La plupart d’entre nous considèrent les polices comme quelque chose que les humains voient. Nous remarquons leur forme, leur voix, la manière dont elles véhiculent une humeur et une intention. Nous les choisissons pour exprimer une marque, une personnalité ou même une émotion.
Mais de plus en plus, les machines les « voient » aussi, simplement pas de la même façon que nous.
Lorsqu’un grand modèle de langage (Large Language Model) lit, il ne déchiffre pas des lettres et n’admire pas les ligatures. Il traite d’immenses motifs de tokens, de fragments de mots, de ponctuation, d’espaces et parfois même des données cachées décrivant la façon dont ces mots ont été rendus. Pourtant, quelque part dans cette abstraction, subsiste le fantôme du design. Chaque glyphe ayant façonné le texte humain, chaque décision de crénage, chaque équilibre proportionnel laisse une empreinte dans les données. Le modèle ne sait peut-être pas pourquoi un certain espacement améliore la lisibilité ou inspire confiance, mais il apprend que c’est le cas.

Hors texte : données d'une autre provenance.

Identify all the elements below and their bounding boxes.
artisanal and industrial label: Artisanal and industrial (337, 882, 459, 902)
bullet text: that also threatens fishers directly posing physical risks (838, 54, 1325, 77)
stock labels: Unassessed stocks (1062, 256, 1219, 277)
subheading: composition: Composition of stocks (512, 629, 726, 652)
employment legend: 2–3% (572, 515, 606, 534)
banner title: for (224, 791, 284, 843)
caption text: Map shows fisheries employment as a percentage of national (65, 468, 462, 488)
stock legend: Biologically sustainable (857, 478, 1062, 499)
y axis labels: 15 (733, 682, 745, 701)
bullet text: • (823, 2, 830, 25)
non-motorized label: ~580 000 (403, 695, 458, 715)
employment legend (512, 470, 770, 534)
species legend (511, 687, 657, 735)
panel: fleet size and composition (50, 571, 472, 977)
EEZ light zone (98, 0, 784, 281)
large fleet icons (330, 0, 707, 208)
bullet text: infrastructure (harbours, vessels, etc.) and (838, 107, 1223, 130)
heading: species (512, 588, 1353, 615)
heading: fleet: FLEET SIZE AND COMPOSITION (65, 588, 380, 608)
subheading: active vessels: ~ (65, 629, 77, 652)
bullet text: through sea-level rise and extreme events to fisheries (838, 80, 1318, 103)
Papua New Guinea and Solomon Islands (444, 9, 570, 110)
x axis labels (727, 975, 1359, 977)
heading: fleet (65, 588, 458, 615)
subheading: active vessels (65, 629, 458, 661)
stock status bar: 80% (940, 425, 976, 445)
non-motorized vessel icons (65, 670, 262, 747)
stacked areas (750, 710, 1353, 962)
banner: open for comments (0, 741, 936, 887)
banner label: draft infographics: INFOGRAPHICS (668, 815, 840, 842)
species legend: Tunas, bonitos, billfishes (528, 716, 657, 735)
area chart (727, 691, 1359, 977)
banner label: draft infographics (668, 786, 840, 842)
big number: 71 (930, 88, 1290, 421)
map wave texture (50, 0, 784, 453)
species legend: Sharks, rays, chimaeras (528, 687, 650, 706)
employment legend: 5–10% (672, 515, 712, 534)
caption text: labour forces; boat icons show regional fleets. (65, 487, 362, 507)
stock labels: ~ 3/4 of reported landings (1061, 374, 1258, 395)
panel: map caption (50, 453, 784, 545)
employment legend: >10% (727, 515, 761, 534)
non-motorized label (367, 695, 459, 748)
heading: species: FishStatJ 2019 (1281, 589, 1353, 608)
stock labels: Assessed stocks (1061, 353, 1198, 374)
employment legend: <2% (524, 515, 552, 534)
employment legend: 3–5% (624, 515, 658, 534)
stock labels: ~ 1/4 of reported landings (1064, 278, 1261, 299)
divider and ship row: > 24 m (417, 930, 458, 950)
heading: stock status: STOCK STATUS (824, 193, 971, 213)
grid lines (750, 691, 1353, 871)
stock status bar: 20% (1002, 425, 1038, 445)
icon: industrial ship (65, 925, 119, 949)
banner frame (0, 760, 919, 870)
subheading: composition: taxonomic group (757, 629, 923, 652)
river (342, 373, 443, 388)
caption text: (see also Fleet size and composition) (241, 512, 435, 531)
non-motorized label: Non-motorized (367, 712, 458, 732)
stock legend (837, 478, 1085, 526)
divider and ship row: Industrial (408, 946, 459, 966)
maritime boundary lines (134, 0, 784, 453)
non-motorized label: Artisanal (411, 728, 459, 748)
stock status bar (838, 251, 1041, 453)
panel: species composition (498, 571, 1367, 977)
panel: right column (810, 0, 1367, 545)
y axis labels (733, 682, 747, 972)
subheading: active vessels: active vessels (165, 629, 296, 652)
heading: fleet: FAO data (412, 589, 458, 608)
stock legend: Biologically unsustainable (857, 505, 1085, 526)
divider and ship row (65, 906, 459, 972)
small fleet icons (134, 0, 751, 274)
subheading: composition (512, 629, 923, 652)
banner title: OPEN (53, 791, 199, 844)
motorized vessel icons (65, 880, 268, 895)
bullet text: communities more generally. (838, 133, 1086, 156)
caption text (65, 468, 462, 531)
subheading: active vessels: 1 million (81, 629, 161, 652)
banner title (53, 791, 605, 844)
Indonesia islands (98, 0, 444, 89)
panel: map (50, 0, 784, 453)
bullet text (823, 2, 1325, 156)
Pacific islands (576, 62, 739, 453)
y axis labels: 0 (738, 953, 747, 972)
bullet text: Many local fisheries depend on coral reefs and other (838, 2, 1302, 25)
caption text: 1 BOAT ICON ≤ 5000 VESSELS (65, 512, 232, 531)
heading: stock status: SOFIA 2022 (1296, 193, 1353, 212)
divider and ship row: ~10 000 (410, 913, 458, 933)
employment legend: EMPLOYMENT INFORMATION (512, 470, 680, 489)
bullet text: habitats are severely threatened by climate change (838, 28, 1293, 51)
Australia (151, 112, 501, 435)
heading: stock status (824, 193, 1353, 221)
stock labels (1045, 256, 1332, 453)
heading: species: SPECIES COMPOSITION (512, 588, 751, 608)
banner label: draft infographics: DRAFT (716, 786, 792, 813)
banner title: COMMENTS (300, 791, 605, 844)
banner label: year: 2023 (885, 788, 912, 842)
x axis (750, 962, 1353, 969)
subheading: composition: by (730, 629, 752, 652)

À mesure que les modèles d’intelligence artificielle évoluent, apprenant à partir de modèles, d’images, de vidéos et de textes stylisés, la typographie prend une nouvelle dimension. Une police à empattement dans une image devient alors plus qu’une simple décoration : elle devient donnée. La manière dont les lettres se forment, se superposent ou se déforment contribue à ce que la machine comprend de la communication, de l’esthétique et de l’émotion. Depuis des millénaires, la typographie a été façonnée pour servir la lisibilité et la compréhension humaines. Désormais, le design humain enseigne aux machines à lire l’humanité. Lorsqu’un modèle « voit » une affiche en Futura, une marque en Helvetica ou un article en Garamond, il apprend les codes latents du style et de la culture. Il apprend à quoi ressemble l’autorité. Il apprend à quoi ressemble l’élégance. Il apprend à quoi ressemble la confiance.
Cela ouvre des perspectives, mais aussi des responsabilités.
Le secteur créatif fait face à un nouveau niveau d’attribution. À qui appartient l’ADN esthétique dont les modèles s’inspirent ? Lorsqu’une police apparaît dans une image récupérée sur le web, les pixels peuvent refléter toute une vie de travail d’un designer. C’est pourquoi les licences éthiques sont essentielles, non seulement pour les designers et les marques, mais aussi pour ces nouveaux « lecteurs machines » qui dépendent de notre culture visuelle comme matière première. Chez Monotype, et plus particulièrement chez MyFonts, nous aidons depuis des décennies les humains à trouver la bonne police. Il est maintenant temps pour l’industrie typographique d’apprendre aux machines à la respecter.
Imaginez un futur où les polices sous licence seraient accompagnées de métadonnées structurées indiquant aux modèles d’IA ce qu’elles représentent, et pas seulement à quoi elles ressemblent. Un futur où un modèle pourrait apprendre, à partir de données autorisées, la paternité du design, la provenance, l’intention, la licence et les résultats.
La typographie a toujours été le reflet de l’intention humaine. Qu’elle soit gravée dans la pierre, fondue en plomb ou rendue en pixels, elle raconte comment nous transmettons le sens. Aujourd’hui, alors que l’IA apprend à nous voir, nous avons l’occasion de lui apprendre aussi à respecter ce qu’elle voit. Car au bout du compte, même lorsque les machines lisent le monde, c’est le design humain qui lui donne sa forme.